Sunday, July 10, 2016

Cambodia - Trial Shows Promise of New PTSD Treatment

A new treatment designed to stabilize those with post-traumatic stress disorder (PTSD) has pro­v­en highly effective and could be used to help the roughly quarter of Cambodians who have the mental illness, according to a new study.

A randomized trial of 84 Phnom Penh-area PTSD patients, whose results were published in the World Psychiatry journal last month, assessed whether a treatment plan developed specifically for Cambodia could reduce symptoms of the illness over the course of five therapy sessions.




Patients who underwent the treatment, dubbed Rotate, “achieved a very large reduction in PTSD symptoms” compared to members of a control group, according to study author Christiane Steinert, a research­er at the Clinic for Psychosomatic Medicine and Psychotherapy at Giessen University in Germany.

The study determined that if 100 people were to undergo the new treatment, 75 of them would experience more positive results than if they had received the control treatment, an encouraging result for researchers.

“It is a promising treatment approach that can…easily be implemented locally,” Dr. Steinert said in an email on Thursday.

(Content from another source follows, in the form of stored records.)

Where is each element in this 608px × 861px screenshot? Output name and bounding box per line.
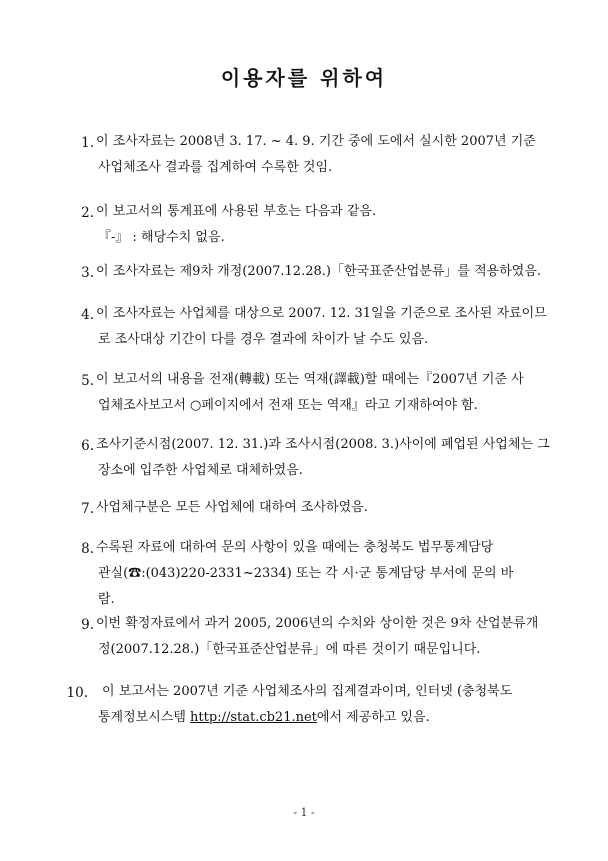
item-line: 이 보고서의 통계표에 사용된 부호는 다음과 같음.: [96, 204, 377, 219]
item-text: [96, 259, 566, 285]
item-line: 관실(☎:(043)220-2331~2334) 또는 각 시·군 통계담당 부서에 문의 바: [98, 566, 514, 581]
item-text: [96, 199, 566, 251]
item-line: 사업체구분은 모든 사업체에 대하여 조사하였음.: [96, 500, 368, 515]
item-line: 이 조사자료는 2008년 3. 17. ~ 4. 9. 기간 중에 도에서 실시한 2007년 기준: [96, 134, 536, 149]
item-line: 이 보고서의 내용을 전재(轉載) 또는 역재(譯載)할 때에는『2007년 기준 사: [96, 372, 524, 387]
item-text: [98, 679, 566, 731]
item-line: 로 조사대상 기간이 다를 경우 결과에 차이가 날 수도 있음.: [98, 332, 429, 347]
page-title: 이용자를 위하여: [220, 66, 388, 90]
item-line: 수록된 자료에 대하여 문의 사항이 있을 때에는 충청북도 법무통계담당: [96, 540, 494, 555]
item-line: 이 조사자료는 제9차 개정(2007.12.28.)「한국표준산업분류」를 적용하였음.: [96, 264, 542, 279]
item-line: 업체조사보고서 ○페이지에서 전재 또는 역재』라고 기재하여야 함.: [98, 398, 478, 413]
item-text: [96, 611, 566, 663]
item-line-prefix: 통계정보시스템: [98, 710, 191, 725]
item-text: [96, 432, 566, 484]
item-text: [96, 495, 566, 521]
item-line: [98, 705, 566, 731]
item-line: 정(2007.12.28.)「한국표준산업분류」에 따른 것이기 때문입니다.: [98, 642, 481, 657]
item-line: 람.: [98, 592, 115, 607]
item-line: 이 보고서는 2007년 기준 사업체조사의 집계결과이며, 인터넷 (충청북도: [102, 684, 513, 699]
item-line: 조사기준시점(2007. 12. 31.)과 조사시점(2008. 3.)사이에 폐업된 사업체는 그: [96, 437, 550, 452]
item-line: 이번 확정자료에서 과거 2005, 2006년의 수치와 상이한 것은 9차 산업분류개: [96, 616, 539, 631]
item-number: 9.: [81, 617, 94, 633]
item-line: 『-』 : 해당수치 없음.: [98, 230, 225, 245]
item-text: [96, 301, 566, 353]
item-line-suffix: 에서 제공하고 있음.: [316, 710, 430, 725]
item-text: [96, 535, 566, 613]
item-line: 사업체조사 결과를 집계하여 수록한 것임.: [98, 160, 333, 175]
item-line: 장소에 입주한 사업체로 대체하였음.: [98, 463, 303, 478]
item-number: 10.: [66, 685, 88, 701]
item-number: 4.: [81, 307, 94, 323]
item-number: 7.: [81, 501, 94, 517]
item-number: 3.: [81, 265, 94, 281]
item-number: 6.: [81, 438, 94, 454]
item-number: 5.: [81, 373, 94, 389]
item-line: 이 조사자료는 사업체를 대상으로 2007. 12. 31일을 기준으로 조사된 자료이므: [96, 306, 547, 321]
item-text: [96, 367, 566, 419]
item-number: 8.: [81, 541, 94, 557]
page-number: - 1 -: [293, 806, 315, 819]
item-number: 2.: [81, 205, 94, 221]
website-link[interactable]: http://stat.cb21.net: [190, 710, 317, 725]
item-number: 1.: [81, 135, 94, 151]
item-text: [96, 129, 566, 181]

The test patients were guided through five therapy sessions led by Cambodian therapists, who drew on techniques designed to stabilize symptoms rather than cure PTSD. In some cases, that treatment included eye movement desensitization and reprocessing, or EMDR, in which therapists invoke traumatic memories while simultaneously guiding patients through eye movement exercises, tapping routines or other physical stimulation.

Patients were screened for symptoms of PTSD before and after the treatment using the Harvard Trauma Questionnaire.

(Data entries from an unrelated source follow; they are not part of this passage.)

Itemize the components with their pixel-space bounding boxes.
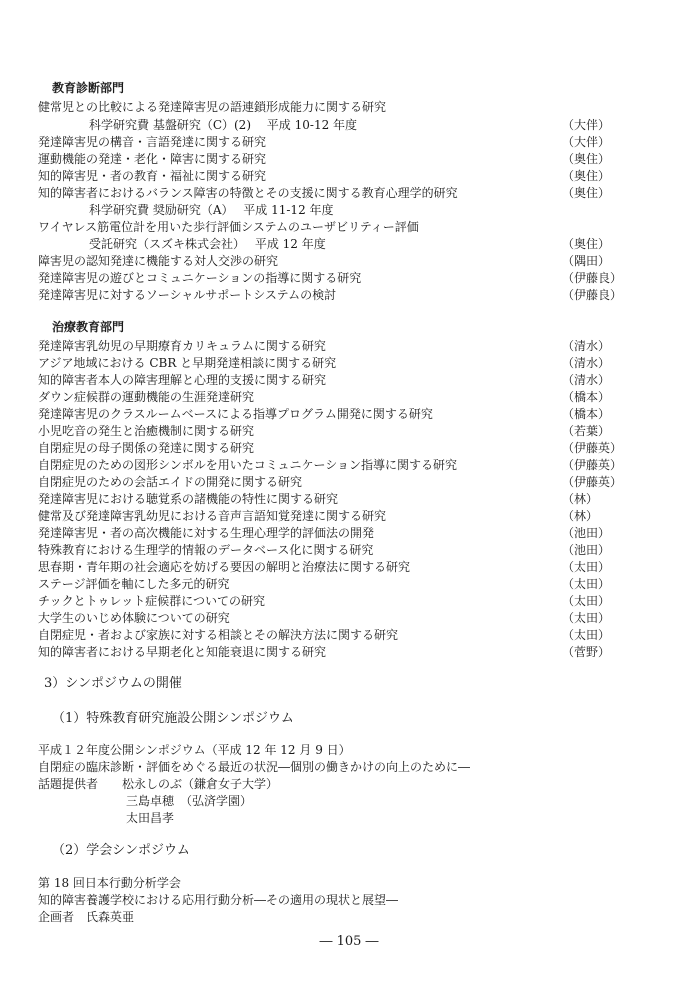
sub2-line: 企画者 氏森英亜 bbox=[38, 910, 135, 924]
sub2-line: 知的障害養護学校における応用行動分析―その適用の現状と展望― bbox=[38, 893, 399, 907]
list-item: 発達障害児における聴覚系の諸機能の特性に関する研究 （林） bbox=[38, 492, 599, 506]
sub2-line: 第 18 回日本行動分析学会 bbox=[38, 876, 181, 890]
list-item: 自閉症児のための図形シンボルを用いたコミュニケーション指導に関する研究 （伊藤英） bbox=[38, 458, 623, 472]
list-item: 運動機能の発達・老化・障害に関する研究 （奥住） bbox=[38, 152, 611, 166]
list-item: 自閉症児・者および家族に対する相談とその解決方法に関する研究 （太田） bbox=[38, 628, 611, 642]
sub1-line: 三島卓穂 （弘済学園） bbox=[126, 794, 253, 808]
list-item: 発達障害児の遊びとコミュニケーションの指導に関する研究 （伊藤良） bbox=[38, 271, 623, 285]
list-item: 自閉症児の母子関係の発達に関する研究 （伊藤英） bbox=[38, 441, 623, 455]
list-item: 受託研究（スズキ株式会社） 平成 12 年度 （奥住） bbox=[89, 237, 611, 251]
list-item: 健常及び発達障害乳幼児における音声言語知覚発達に関する研究 （林） bbox=[38, 509, 599, 523]
list-item: 健常児との比較による発達障害児の語連鎖形成能力に関する研究 bbox=[38, 100, 387, 114]
symposium-sub1-heading: （1）特殊教育研究施設公開シンポジウム bbox=[52, 711, 294, 726]
list-item: 科学研究費 基盤研究（C）(2) 平成 10-12 年度 （大伴） bbox=[89, 118, 611, 132]
list-item: 発達障害児・者の高次機能に対する生理心理学的評価法の開発 （池田） bbox=[38, 526, 611, 540]
list-item: 発達障害児の構音・言語発達に関する研究 （大伴） bbox=[38, 135, 611, 149]
list-item: アジア地域における CBR と早期発達相談に関する研究 （清水） bbox=[38, 356, 611, 370]
list-item: ワイヤレス筋電位計を用いた歩行評価システムのユーザビリティー評価 bbox=[38, 220, 419, 234]
page-number: ― 105 ― bbox=[319, 934, 379, 949]
list-item: 発達障害乳幼児の早期療育カリキュラムに関する研究 （清水） bbox=[38, 339, 611, 353]
list-item: 大学生のいじめ体験についての研究 （太田） bbox=[38, 611, 611, 625]
list-item: 科学研究費 奨励研究（A） 平成 11-12 年度 bbox=[89, 203, 334, 217]
section-title-chiryo: 治療教育部門 bbox=[52, 320, 125, 334]
list-item: 知的障害者における早期老化と知能衰退に関する研究 （菅野） bbox=[38, 645, 611, 659]
list-item: 知的障害者本人の障害理解と心理的支援に関する研究 （清水） bbox=[38, 373, 611, 387]
list-item: 自閉症児のための会話エイドの開発に関する研究 （伊藤英） bbox=[38, 475, 623, 489]
sub1-line: 太田昌孝 bbox=[126, 811, 175, 825]
list-item: 知的障害者におけるバランス障害の特徴とその支援に関する教育心理学的研究 （奥住） bbox=[38, 186, 611, 200]
list-item: 知的障害児・者の教育・福祉に関する研究 （奥住） bbox=[38, 169, 611, 183]
list-item: 発達障害児のクラスルームベースによる指導プログラム開発に関する研究 （橋本） bbox=[38, 407, 611, 421]
sub1-line: 平成１２年度公開シンポジウム（平成 12 年 12 月 9 日） bbox=[38, 743, 351, 757]
list-item: ダウン症候群の運動機能の生涯発達研究 （橋本） bbox=[38, 390, 611, 404]
list-item: 特殊教育における生理学的情報のデータベース化に関する研究 （池田） bbox=[38, 543, 611, 557]
symposium-heading: 3）シンポジウムの開催 bbox=[44, 676, 182, 691]
list-item: 発達障害児に対するソーシャルサポートシステムの検討 （伊藤良） bbox=[38, 288, 623, 302]
sub1-line: 話題提供者 松永しのぶ（鎌倉女子大学） bbox=[38, 777, 279, 791]
list-item: チックとトゥレット症候群についての研究 （太田） bbox=[38, 594, 611, 608]
list-item: 小児吃音の発生と治癒機制に関する研究 （若葉） bbox=[38, 424, 611, 438]
list-item: 思春期・青年期の社会適応を妨げる要因の解明と治療法に関する研究 （太田） bbox=[38, 560, 611, 574]
symposium-sub2-heading: （2）学会シンポジウム bbox=[52, 843, 190, 858]
list-item: 障害児の認知発達に機能する対人交渉の研究 （隅田） bbox=[38, 254, 611, 268]
list-item: ステージ評価を軸にした多元的研究 （太田） bbox=[38, 577, 611, 591]
sub1-line: 自閉症の臨床診断・評価をめぐる最近の状況―個別の働きかけの向上のために― bbox=[38, 760, 471, 774]
section-title-kyoiku: 教育診断部門 bbox=[52, 81, 125, 95]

The 2012 to 2014 study describes Cambodia’s current mental health treatment options as “insufficient,” but says the local therapists involved in the new study were able to meaningfully connect with their patients.

“Therapists and patients had similar cultural backgrounds…a factor that has been identified as vital in the therapeutic work with Cambodian patients,” the study says.

A separate study cited in the paper estimates that more than half of all Cambodians have mental health illnesses, with over 28 percent experiencing PTSD’s noxious mix of flash­backs, vivid nightmares and hyper-aroused emotional states.

Another study by the U.S. National Institute of Mental Health in 2005 found that more than 60 percent of Cambodian immigrants in the U.S. experienced symptoms of PTSD over the previous year, a rate 17 times higher than that of Americans in general—which the institute linked to the Cambodians’ experiences under the Khmer Rouge.

But among patients in the new study, the most common causes of the disorder were traffic accidents, domestic violence and sexual abuse.

“Many [traumatic] things happen here—not just in the past, but daily, every day. They happen a lot,” said Om Plaktin, president of EMDR Cambodia, the NGO behind the Mekong II Project, from which Rotate researchers drew patients and therapists.

“People don’t know much about psychology,” Mr. Plaktin said on Thursday. “They don’t know how to protect themselves.”

He said the results of the new study had served to galvanize the Mekong II Project, which launched in November 2014 with the goal of treating 1,250 PTSD patients over two years using many of the EMDR and stabilization techniques involved in the study.

EMDR, he said, could be taught to therapists and even non-professionals to expand the reach of treatment and “answer the country’s need.”